Visto el recurso contencioso administrativo que ante esta Sala de lo Contencioso Administrativo de la Audiencia Nacional, ha promovido D.
Lucas representado por la Procuradora
Antecedentes
Fundamentos
La solicitud de nacionalidad origen de la litis se presentó el 9-2-2012, siendo así que respecto de la misma el Encargado del Registro Civil informó desfavorablemente.
La demanda rectora del proceso expone las circunstancias que concurren en el caso, afirma que el interesado reúne el necesario grado de integración social para el fin pretendido, aduce que las resoluciones carecen de motivación suficiente, cita la jurisprudencia que considera de interés, y termina impetrando la concesión de la nacionalidad española, a cuya pretensión se ha opuesto el Abogado del Estado en la forma que es de ver en su escrito de contestación a la demanda.

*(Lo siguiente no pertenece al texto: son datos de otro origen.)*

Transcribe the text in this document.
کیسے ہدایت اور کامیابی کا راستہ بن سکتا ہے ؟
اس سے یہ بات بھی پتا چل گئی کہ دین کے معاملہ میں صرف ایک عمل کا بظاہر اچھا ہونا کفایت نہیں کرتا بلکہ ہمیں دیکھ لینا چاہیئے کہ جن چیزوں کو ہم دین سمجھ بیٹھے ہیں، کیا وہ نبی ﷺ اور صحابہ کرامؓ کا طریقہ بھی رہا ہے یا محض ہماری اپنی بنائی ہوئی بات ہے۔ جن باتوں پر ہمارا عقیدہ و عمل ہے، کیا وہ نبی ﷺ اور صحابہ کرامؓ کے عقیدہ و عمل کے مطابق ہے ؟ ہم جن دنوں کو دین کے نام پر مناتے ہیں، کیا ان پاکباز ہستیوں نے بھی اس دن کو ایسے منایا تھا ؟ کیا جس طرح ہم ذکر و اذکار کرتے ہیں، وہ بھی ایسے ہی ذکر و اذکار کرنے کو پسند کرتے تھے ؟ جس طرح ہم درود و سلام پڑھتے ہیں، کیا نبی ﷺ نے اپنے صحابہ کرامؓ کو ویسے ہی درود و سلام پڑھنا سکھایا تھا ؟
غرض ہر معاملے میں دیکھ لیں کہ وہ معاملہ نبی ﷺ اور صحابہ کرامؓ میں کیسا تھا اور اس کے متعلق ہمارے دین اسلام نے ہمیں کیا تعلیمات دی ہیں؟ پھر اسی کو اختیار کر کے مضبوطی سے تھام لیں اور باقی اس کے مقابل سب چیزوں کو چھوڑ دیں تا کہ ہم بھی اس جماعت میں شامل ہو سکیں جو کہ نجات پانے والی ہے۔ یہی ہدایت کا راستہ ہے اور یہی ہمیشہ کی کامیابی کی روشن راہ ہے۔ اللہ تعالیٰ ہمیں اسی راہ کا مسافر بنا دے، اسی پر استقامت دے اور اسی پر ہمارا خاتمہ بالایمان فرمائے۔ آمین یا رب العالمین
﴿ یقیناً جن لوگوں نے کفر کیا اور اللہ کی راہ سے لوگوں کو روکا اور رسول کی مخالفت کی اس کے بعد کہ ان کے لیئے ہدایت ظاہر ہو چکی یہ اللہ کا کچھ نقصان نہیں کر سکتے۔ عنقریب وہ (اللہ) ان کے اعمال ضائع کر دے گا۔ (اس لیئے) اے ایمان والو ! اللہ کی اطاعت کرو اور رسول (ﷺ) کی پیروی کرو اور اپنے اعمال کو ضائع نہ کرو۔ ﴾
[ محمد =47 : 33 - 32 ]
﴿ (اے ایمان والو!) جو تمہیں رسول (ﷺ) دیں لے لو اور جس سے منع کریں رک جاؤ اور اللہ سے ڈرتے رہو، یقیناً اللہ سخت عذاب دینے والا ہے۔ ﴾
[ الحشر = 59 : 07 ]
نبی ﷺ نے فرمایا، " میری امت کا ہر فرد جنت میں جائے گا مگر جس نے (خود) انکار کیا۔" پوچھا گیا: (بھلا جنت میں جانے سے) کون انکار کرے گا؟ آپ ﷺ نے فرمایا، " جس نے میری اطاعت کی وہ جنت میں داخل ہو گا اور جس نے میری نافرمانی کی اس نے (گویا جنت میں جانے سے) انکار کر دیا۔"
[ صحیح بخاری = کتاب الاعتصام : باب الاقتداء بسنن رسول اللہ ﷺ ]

Visto cuanto antecede, es de recordar que esta Sala ha dicho en ocasiones anteriores que la integración social no deriva exclusivamente del nivel de conocimiento del idioma, sino de la armonización del régimen de vida del solicitante con los principios y valores sociales, el grado de implicación en las relaciones económicas, sociales y culturales, así como el arraigo familiar, todo lo cual ha de justificar el interesado o desprenderse de las actuaciones reflejadas en el expediente. Por otra parte, también hemos dicho que el conocimiento de la lengua, de las diferentes facetas de la realidad española y del marco institucional forma parte del grado de adaptación a la cultura española, que, a su vez, es un componente del requisito del suficiente grado de integración en la sociedad española que la parte interesada debe justificar, si bien el nivel de exigencia en cuanto al conocimiento de la lengua, de la realidad española y de sus instituciones puede modularse en función del grado de instrucción del interesado y de las demás circunstancias que concurran en el mismo, requiriéndose en cualquier caso un dominio de la lengua que permita al menos una comunicación fluida a nivel oral y un cierto grado de conocimiento de la realidad española de la que se pretende formar parte como un miembro nacional más.
En el caso que ahora nos ocupa el demandante acredita ciertos elementos de arraigo en España, que, no obstante, no colman el requisito de integración social necesario para adquirir la nacionalidad española en contemplación del resultado del acto de audiencia del promotor del expediente, cuyo acto de audiencia contiene determinados elementos de juicio que permiten valorar el grado de integración social del recurrente. Resulta de lo actuado dudoso que el demandante posea el nivel mínimo exigible de conocimiento de la lengua española, a lo que se añade que desconoce cuestiones básicas de la realidad política, geográfica y cultural de España. En verdad el demandante cuenta con ciertos elementos positivos de arraigo en España, pero su desconocimiento de la realidad española pone de manifiesto su insuficiente grado de integración social a los efectos que pretende, sin que ello pueda compensarse por aquellos elementos positivos de arraigo pues es requisito imprescindible del necesario grado de integración social un cierto conocimiento de la realidad de España en sus diferentes facetas, cuyo nivel de conocimiento puede condicionarse a las particulares circunstancias de cada interesado, si bien en cualquier caso se precisa un nivel mínimo que el demandante no alcanza, a lo que se añade su dudoso conocimiento de la lengua española.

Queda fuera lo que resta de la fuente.